# stretch wrapper (máquina)



## rafiotero

Hola a todos. ¿Como llamarían en español a una máquina que envuleve artículos o cajas en plástico que se estira? A menudo se ven en los aeropuertos para envolver las maletas antes de embarcar.

Pensé en "envolvedora de plástico" pero esto dejaría afuera la parte de que el plástico está estirado.

Gracias anticipadas.


----------



## Mrs. Van Dort

plastic foil wrap machine?


----------



## rafiotero

Yes, but how to call it in Spanish?


----------



## Mrs. Van Dort

I'd say "retractiladora".


----------



## k-in-sc

Mrs. Van Dort said:


> plastic foil wrap machine?


It's not foil. Foil is metal.
Maybe "envolvedora de equipaje" or "máquina de envoltura de equipaje."
Is your translation for Puerto Rico or where?


----------



## Mrs. Van Dort

"retractiladora" is a machine that wraps with plastic film (that is the word, not foil, sorry!). It consists of a platform (usually round) on which is placed the item to be wrapped. On the side of the platform there is a piece holding a big coil of plastic film. You fix the plastic film somewhere on the item, you pull a button and the platform turns around so that the item gets wrapped.

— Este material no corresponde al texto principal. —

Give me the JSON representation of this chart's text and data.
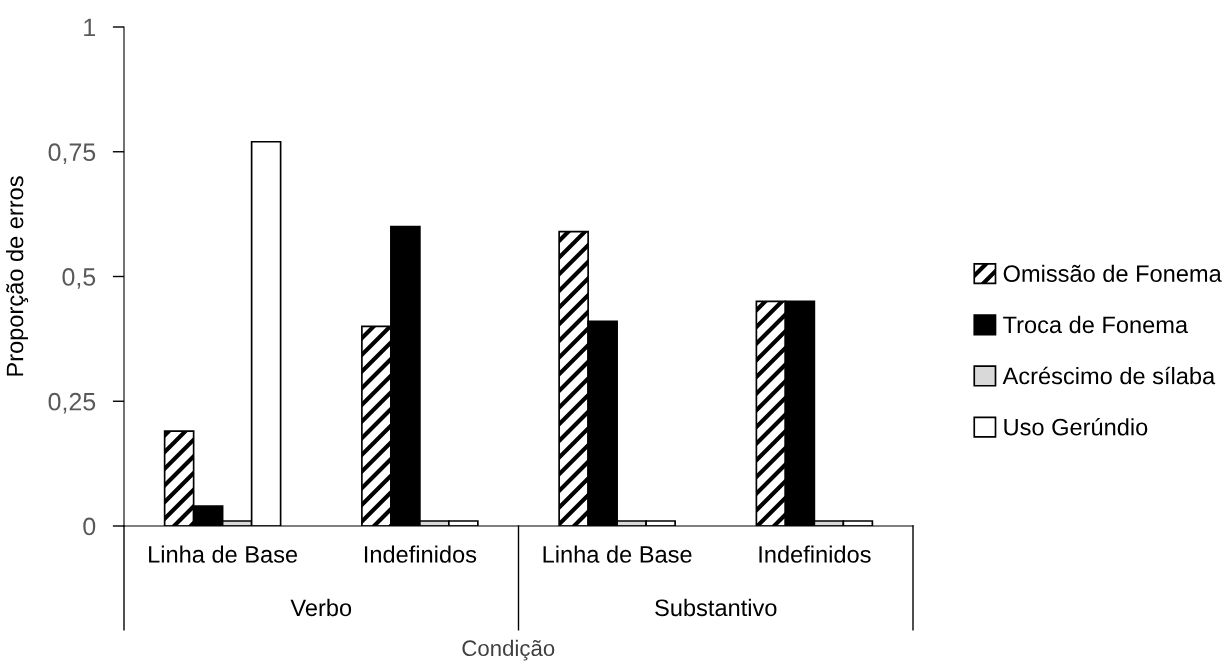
{
  "chart_data": {
    "type": "bar",
    "xlabel": "Condição",
    "ylabel": "Proporção de erros",
    "categories": [
      "Linha de Base",
      "Indefinidos",
      "Linha de Base",
      "Indefinidos"
    ],
    "series": [
      {
        "name": "Omissão de Fonema",
        "color": "#000000",
        "values": [
          0.19,
          0.4,
          0.59,
          0.45
        ]
      },
      {
        "name": "Troca de Fonema",
        "color": "#000000",
        "values": [
          0.04,
          0.6,
          0.41,
          0.45
        ]
      },
      {
        "name": "Acréscimo de sílaba",
        "color": "#d9d9d9",
        "values": [
          0.01,
          0.01,
          0.01,
          0.01
        ]
      },
      {
        "name": "Uso Gerúndio",
        "color": "#ffffff",
        "values": [
          0.77,
          0.01,
          0.01,
          0.01
        ]
      }
    ],
    "ylim": [
      0,
      1
    ],
    "yticks": [
      0,
      {
        "value": 0.25,
        "label": "0,25"
      },
      {
        "value": 0.5,
        "label": "0,5"
      },
      {
        "value": 0.75,
        "label": "0,75"
      },
      1
    ],
    "legend": "right",
    "grid": false,
    "annotations": [
      "Verbo",
      "Substantivo"
    ]
  }
}
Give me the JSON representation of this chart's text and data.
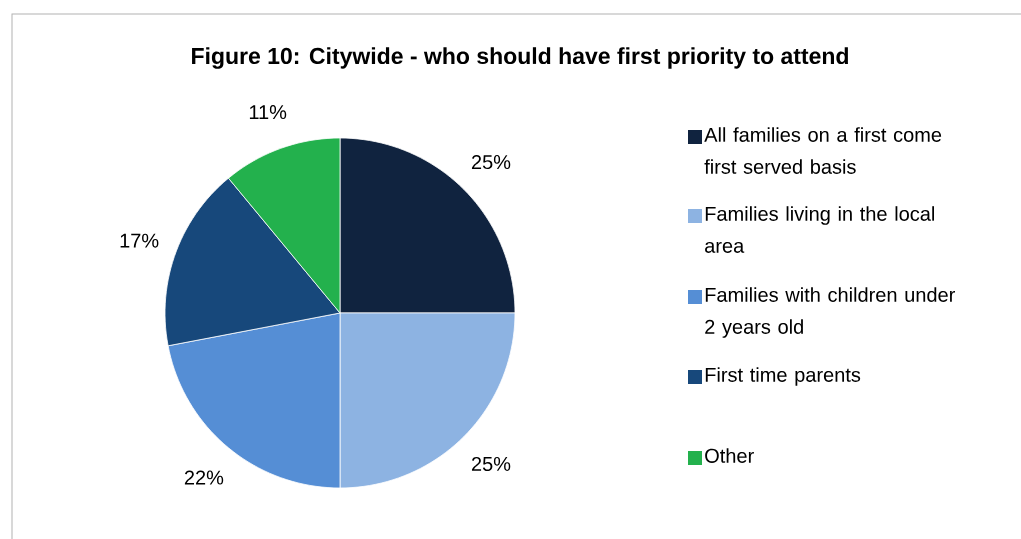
{
  "chart_data": {
    "type": "pie",
    "title": "Figure 10: Citywide - who should have first priority to attend",
    "categories": [
      "All families on a first come first served basis",
      "Families living in the local area",
      "Families with children under 2 years old",
      "First time parents",
      "Other"
    ],
    "values": [
      25,
      25,
      22,
      17,
      11
    ],
    "value_labels": [
      "25%",
      "25%",
      "22%",
      "17%",
      "11%"
    ],
    "colors": [
      "#10233f",
      "#8db3e2",
      "#558ed5",
      "#17487b",
      "#23b14d"
    ],
    "legend": "right"
  }
}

This machine can be used for luggage, but also for pallets (wooden platforms on which goods are placed for their transport).


----------



## rafiotero

No, I used the baggage example to clarify. The translation is for an equipment manual. The machinery includes a stretch wrapper for wooden pallets loaded with boxes. This is a global manufacturer, so readers could be any Spanish speaking person (either Europe or America). Mrs. Van Dort's description is very accurate. Is this term "retractiladora" widely known?

Thanks again.


----------



## k-in-sc

I'm also seeing "máquina de envasado retráctil," but I have no idea how common it is.
Examples:
http://www.google.com/search?hl=en&q="maquina+de+envasado+retráctil"&aq=f&aqi=&aql=&oq=


----------



## rafiotero

By the way, I'm translating these wooden pallets as "tarimas". Any suggestions. "Paletas" seems to be a false cognate.

RO


----------



## Mrs. Van Dort

I've worked in manufacturing and export companies for almost my whole working life. "Retractiladora" is correct and you can use both "pallets" and "tarimas", I've heard them both.


----------



## rafiotero

Great, Mrs Van Dort! I'll go with these terms.
Thanks a lot to both of you.


----------